Performance // ‘Tempus Fugit’ by cie. toula limnaios

Article by Beatrix Joyce in Berlin // Tuesday, Jan. 03, 2017

Since its foundation in 1996 by choreographer Toula Limnaios and composer Ralf R. Ollertz, cie. toula limnaios has been highly successful. Over the past two decades, the contemporary dance company has secured regular funding from the Berlin Senate for Culture and produced a vast body of work. With the opening of their own theatre Halle Tanzbühne in 2003, cie. toula limnaios achieved what most dance ensembles can only dream of: a permanent space for the creation, rehearsal and exchange of their performances. Toula Limnaios has hereby enjoyed free artistic reign and has continued to work with the same dancers with whom she has built and deepened relationships. Stylistically, she is known to reframe classical works of art and literature into sensational dance pieces with a strong focus on human connections. I had high expectations for the company’s most recent stage production ‘tempus fugit’.

cie.
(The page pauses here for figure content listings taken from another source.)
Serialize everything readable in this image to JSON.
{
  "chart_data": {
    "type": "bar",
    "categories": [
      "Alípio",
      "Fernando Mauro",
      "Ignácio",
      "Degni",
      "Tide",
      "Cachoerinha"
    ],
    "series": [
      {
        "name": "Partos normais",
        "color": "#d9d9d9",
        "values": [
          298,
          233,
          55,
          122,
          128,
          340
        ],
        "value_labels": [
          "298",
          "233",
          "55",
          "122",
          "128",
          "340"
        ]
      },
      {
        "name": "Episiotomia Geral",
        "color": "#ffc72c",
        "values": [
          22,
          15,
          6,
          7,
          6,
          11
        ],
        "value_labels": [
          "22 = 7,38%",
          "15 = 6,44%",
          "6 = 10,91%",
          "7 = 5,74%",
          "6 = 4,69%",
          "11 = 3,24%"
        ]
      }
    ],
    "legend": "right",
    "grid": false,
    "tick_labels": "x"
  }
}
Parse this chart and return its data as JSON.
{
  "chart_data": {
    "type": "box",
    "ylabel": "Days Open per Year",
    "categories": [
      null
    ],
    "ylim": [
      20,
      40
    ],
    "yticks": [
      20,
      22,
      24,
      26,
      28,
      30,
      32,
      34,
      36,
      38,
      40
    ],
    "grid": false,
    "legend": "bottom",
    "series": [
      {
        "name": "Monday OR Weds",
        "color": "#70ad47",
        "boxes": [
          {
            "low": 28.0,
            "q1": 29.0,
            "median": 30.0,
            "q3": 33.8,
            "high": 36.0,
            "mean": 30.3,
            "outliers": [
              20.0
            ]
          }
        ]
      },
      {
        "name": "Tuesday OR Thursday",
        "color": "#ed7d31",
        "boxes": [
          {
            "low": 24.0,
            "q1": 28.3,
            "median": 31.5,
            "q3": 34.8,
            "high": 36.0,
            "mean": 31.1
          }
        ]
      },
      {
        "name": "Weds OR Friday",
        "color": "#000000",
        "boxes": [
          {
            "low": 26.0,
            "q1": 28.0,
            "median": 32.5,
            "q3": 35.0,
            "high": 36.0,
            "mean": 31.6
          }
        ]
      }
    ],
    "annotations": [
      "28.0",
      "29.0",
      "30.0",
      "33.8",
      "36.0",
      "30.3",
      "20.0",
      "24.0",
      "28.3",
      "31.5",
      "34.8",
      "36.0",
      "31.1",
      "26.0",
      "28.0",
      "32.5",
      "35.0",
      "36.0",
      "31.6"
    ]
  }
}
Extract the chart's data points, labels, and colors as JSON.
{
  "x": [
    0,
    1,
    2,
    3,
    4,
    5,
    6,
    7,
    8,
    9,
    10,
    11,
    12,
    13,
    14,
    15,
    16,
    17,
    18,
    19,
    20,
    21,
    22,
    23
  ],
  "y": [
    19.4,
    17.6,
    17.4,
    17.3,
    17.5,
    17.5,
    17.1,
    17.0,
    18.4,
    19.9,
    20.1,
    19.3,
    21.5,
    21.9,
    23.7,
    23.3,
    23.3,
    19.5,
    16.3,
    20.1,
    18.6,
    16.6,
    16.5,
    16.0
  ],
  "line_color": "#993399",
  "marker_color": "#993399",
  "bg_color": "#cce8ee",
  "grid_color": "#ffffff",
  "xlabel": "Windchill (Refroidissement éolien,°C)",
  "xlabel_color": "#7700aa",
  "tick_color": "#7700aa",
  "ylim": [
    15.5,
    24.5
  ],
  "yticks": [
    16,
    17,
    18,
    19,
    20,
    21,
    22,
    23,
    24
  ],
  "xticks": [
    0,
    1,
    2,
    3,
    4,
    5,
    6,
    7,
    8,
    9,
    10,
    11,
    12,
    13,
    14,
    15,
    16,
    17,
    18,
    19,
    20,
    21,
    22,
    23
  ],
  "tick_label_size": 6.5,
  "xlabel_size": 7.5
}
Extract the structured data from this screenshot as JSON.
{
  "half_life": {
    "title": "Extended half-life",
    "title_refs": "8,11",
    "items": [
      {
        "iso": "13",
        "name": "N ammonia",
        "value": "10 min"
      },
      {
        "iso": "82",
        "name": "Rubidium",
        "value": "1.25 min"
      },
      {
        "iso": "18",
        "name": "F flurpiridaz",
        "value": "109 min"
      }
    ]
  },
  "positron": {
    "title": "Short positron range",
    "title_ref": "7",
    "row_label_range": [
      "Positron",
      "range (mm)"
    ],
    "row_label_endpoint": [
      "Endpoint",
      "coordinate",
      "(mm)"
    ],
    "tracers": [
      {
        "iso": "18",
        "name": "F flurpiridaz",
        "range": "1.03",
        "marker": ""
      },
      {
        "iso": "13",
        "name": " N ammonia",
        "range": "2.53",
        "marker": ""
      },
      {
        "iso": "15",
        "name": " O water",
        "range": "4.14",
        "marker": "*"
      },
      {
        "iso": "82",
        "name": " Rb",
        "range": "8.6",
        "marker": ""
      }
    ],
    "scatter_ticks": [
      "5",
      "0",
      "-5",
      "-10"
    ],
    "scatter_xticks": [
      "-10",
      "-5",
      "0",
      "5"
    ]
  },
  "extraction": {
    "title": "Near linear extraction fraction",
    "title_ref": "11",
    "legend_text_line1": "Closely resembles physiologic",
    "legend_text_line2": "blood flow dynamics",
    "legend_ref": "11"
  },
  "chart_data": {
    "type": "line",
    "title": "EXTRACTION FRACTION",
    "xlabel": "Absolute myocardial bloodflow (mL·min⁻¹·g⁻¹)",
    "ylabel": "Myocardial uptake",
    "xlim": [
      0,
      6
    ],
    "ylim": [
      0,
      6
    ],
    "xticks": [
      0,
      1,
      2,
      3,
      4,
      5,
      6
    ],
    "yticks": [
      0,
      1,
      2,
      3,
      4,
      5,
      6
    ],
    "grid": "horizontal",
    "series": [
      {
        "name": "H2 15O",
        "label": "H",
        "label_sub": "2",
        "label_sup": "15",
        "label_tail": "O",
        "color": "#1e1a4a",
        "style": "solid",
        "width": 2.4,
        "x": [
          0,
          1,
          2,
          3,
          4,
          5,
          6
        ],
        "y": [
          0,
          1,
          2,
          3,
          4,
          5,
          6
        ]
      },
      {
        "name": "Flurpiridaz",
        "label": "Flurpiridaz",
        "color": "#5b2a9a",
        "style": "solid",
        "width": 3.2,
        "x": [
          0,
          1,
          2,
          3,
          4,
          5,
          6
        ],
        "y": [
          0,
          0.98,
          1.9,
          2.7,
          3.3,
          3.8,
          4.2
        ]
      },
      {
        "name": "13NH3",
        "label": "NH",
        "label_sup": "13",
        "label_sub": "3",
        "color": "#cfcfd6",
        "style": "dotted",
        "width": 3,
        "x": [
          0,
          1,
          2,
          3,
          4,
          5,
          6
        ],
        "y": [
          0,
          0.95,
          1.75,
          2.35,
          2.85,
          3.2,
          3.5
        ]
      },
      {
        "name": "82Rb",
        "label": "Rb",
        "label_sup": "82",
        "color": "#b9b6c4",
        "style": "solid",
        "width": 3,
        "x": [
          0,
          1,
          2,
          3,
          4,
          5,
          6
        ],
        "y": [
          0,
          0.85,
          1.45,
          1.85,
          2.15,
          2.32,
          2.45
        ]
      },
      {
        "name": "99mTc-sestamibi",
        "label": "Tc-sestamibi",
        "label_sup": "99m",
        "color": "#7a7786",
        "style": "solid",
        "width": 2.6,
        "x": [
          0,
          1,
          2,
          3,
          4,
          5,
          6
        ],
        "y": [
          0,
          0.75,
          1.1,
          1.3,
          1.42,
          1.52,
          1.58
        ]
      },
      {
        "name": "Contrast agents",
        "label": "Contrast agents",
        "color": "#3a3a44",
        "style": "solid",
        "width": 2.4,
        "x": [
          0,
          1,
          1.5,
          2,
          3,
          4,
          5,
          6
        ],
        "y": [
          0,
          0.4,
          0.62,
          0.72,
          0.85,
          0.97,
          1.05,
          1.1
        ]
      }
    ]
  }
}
Toula Limnaios: 'Tempus Fugit', 2016 // Photo by Dieter Hartwig

cie. toula limnaios: ‘tempus fugit’, 2016 // Photo by Dieter Hartwig

cie. Toula Limnaios: 'Tempus Fugit', 2016 // Photo by Dieter Hartwig

cie. toula limnaios: ‘tempus fugit’, 2016 // Photo by Dieter Hartwig

The piece opened with the performers tumbling, one by one, onto a stage covered in autumn leaves. The atmospheric lighting and the barren space contained by brick walls alluded to a world in which the seven dancers were perhaps ‘fleeing from time’. Gathering momentum, they launched into explosive movement sequences showcasing high jumps, quick turns and long lines. From intricate floor-work to flying across the stage, their agile bodies were well-adapted to Limnaios’ highly charged movement vocabulary.

Despite their stunning technique, however, their performative capabilities were buried in the overload of information. The huge range of dynamics available to the body in movement were not utilised, as activity was not contrasted with passivity. Instead, activity was layered with activity, creating an ever-accelerating progression and denying the body valuable moments of rest and release. The eye could not keep up with it all and instead became numb to the density of movement and playful details that, due to their speed, escaped recognition.

cie. Toula Limnaios: 'Tempus Fugit', 2016 // Photo by Dieter Hartwig

cie. toula limnaios: ‘tempus fugit’, 2016 // Photo by Dieter Hartwig

Similarly, several interesting spatial constellations were presented with an unsettling haste. Solos, duets and group formations appeared and disappeared, without being given the time to develop. A voodoo-like relationship with a baby doll was temporarily explored, but did not progress past obvious movement choices for the portrayal of manipulation and control. A theatrical layer, comprised of contorted facial expressions and urgent screams, reminiscent of Pina Bausch’s choreographies, added a dark undertone but did not reach its full potential. In this way, the ideas driving the work had not been pushed and were instead exhausted very early on in the piece.

cie. Toula Limnaios: 'Tempus Fugit', 2016 // Photo by Dieter Hartwig

cie. toula limnaios: ‘tempus fugit’, 2016 // Copyright cyan

‘tempus fugit’ disappointed, not due to lack of professionalism but due to lack of conceptual risk. Instead of achieving the desired impact, the fast and furious pacing of the piece had the adverse effect. Limnaios’ sharp eye for composition and her use of intriguing positions and relationships between her dancers got lost in the frenzy of too many gestures compressed into one. In this piece, a more deliberate use of contrast, stillness and suspense would have given the dynamic extremes, so passionately exhibited by her dancers, more time to build. By having confidence in the ideas themselves and without the need for adding anything else, Limnaios’ particular aesthetic vision and fierce expressivity could achieve the powerful effect it clearly has the potential for.